CRITÉRIOS DA ATUALIZAÇÃO
Uma nota importante ao leitor foi a preocupação de manter intacto o fundamento do pensamento de Fran Martins, além de preservar diversas reminiscências de cunho histórico, até como forma de indicação do liame evolutivo da Ciência e do Direito brasileiro. Também foram preservados os posicionamentos do autor, ainda que em alguns casos não houvesse a convergência com o pensamento do atualizador. Isso ocorreu, por exemplo, com o item 62, a respeito da natureza de contrato da sociedade anônima, e com o item 70, em que o autor classifica o contrato de seguro como aleatório, em contrariedade à teoria do interesse incorporada pelo CC. Isso também se verificou na questão da posição ocupada pelas cooperativas de crédito atualmente, especialmente analisadas no item 378.
As atualizações, então, serão feitas com base em três tipos de notas de redação:
- atualizações de legislação e de raciocínios internos relativos à nova lei serão simplesmente modificadas no texto e contextualizadas no pensamento do autor, desde que haja compatibilidade com a alteração legislativa, dispensando-se nota de contextualização;
- textos novos serão inseridos como notas do atualizador, com destaque e afastamento de margem, a fim de manter a obra atualizada e com informações úteis sobre novos contratos, com a intenção de preservar o pensamento de Fran Martins;
- conforme noticiado, houve a inserção de novo capítulo (XIV-A) a respeito da convenção A matéria é nova e com importante repercussão no direito contratual. Sendo abordagem mais alongada, de modo a facilitar a compreensão e integração do texto à obra de Fran Martins, optou-se para redação sem recuos ou alterações gráficas, de modo a facilitar para o leitor a compreensão e a interpretação comparada à compra e venda mercantil feita em território nacional.

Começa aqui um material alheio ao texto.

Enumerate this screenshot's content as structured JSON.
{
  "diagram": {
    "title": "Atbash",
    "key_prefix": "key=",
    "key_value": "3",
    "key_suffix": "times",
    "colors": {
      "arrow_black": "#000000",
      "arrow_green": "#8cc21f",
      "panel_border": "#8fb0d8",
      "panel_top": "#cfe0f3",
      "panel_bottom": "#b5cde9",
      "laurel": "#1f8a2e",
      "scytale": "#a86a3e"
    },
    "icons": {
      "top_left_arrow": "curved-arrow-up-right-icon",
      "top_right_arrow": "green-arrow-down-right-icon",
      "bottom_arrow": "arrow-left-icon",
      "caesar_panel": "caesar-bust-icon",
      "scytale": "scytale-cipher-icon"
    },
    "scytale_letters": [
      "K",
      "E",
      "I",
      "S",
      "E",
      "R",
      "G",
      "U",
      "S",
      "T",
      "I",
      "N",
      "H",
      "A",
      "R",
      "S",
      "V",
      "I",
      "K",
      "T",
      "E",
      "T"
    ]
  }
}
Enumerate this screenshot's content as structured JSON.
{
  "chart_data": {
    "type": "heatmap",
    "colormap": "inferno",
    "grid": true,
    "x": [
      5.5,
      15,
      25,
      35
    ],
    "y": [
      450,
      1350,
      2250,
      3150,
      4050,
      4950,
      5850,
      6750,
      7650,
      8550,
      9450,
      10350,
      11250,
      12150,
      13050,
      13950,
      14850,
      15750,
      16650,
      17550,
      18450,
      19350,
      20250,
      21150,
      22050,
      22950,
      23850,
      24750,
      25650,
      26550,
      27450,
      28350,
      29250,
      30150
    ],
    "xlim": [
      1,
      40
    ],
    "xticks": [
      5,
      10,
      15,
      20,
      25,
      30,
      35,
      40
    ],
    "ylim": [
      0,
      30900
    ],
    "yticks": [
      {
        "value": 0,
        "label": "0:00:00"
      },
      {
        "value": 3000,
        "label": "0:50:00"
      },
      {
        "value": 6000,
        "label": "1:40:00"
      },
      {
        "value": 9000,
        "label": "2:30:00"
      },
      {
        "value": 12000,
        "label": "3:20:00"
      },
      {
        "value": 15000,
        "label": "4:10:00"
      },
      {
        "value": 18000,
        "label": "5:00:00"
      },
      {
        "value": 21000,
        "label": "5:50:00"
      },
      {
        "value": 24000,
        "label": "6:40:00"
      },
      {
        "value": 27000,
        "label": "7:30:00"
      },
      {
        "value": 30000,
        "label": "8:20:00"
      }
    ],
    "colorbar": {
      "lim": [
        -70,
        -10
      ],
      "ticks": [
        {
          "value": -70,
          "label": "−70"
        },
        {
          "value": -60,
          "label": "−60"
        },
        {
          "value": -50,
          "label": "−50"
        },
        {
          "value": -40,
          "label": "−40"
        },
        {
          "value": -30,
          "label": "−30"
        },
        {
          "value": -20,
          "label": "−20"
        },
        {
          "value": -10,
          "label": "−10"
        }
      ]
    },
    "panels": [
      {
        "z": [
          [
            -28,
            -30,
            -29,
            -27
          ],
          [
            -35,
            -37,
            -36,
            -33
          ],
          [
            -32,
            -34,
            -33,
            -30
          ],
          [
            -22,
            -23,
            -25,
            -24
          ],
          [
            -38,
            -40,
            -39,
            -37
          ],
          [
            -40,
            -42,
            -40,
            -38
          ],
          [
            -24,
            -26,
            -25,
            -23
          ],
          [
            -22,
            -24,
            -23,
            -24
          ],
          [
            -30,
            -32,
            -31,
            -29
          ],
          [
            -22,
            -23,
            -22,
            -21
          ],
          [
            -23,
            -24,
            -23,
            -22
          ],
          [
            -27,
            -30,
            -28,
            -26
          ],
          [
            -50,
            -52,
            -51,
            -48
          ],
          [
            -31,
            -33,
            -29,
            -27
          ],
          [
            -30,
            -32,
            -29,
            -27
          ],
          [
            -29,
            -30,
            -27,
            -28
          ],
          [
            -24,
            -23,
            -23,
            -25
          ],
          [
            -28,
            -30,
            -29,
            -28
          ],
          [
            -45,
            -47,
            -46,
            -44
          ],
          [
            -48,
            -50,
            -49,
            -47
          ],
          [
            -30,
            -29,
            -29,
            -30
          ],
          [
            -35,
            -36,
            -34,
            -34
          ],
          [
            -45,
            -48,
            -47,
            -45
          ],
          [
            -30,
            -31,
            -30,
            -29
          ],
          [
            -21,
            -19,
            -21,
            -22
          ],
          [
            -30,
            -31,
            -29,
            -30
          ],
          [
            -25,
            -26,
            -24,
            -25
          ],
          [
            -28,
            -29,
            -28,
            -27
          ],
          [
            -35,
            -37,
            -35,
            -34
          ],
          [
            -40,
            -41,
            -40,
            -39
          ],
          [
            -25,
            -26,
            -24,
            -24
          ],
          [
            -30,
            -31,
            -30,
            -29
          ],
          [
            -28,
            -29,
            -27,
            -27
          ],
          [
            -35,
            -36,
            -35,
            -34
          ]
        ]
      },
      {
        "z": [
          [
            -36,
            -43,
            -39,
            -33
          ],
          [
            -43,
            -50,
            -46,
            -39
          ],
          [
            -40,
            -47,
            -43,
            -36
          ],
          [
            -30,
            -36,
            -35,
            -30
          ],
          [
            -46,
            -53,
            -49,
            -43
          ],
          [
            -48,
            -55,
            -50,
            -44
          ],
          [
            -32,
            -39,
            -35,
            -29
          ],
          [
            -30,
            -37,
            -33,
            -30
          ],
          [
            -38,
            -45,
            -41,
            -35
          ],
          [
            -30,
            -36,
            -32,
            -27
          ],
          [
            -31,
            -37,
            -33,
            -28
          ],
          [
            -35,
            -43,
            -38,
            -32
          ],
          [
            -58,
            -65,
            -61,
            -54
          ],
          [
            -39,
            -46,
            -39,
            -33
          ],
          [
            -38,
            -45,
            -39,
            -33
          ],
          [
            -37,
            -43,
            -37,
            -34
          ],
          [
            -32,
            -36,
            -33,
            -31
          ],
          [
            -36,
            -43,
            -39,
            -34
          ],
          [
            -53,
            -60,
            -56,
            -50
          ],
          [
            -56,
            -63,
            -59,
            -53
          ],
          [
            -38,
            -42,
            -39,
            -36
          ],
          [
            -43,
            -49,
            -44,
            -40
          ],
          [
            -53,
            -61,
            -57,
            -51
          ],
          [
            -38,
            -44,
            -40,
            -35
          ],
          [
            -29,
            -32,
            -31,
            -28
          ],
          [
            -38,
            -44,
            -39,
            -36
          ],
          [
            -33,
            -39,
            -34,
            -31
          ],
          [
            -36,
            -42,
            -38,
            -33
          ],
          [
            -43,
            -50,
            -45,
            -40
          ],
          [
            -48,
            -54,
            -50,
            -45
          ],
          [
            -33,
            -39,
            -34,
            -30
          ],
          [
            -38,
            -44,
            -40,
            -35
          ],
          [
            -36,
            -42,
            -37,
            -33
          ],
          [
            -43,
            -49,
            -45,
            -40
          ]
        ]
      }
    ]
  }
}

É feita tal advertência para que seja identificado o que efetivamente foi lavrado pelo importante autor Fran Martins. O mesmo expediente (de não utilizar notas do atualizador) foi utilizado no item 216 sobre o contrato de distribuição, com vistas a facilitar a integração ao texto;
- há diversas citações de acórdãos ao longo da obra, que não constavam do original, mas que foram introduzidos nos respectivos temas para dar concreção e demonstrar a interpretação dos Tribunais.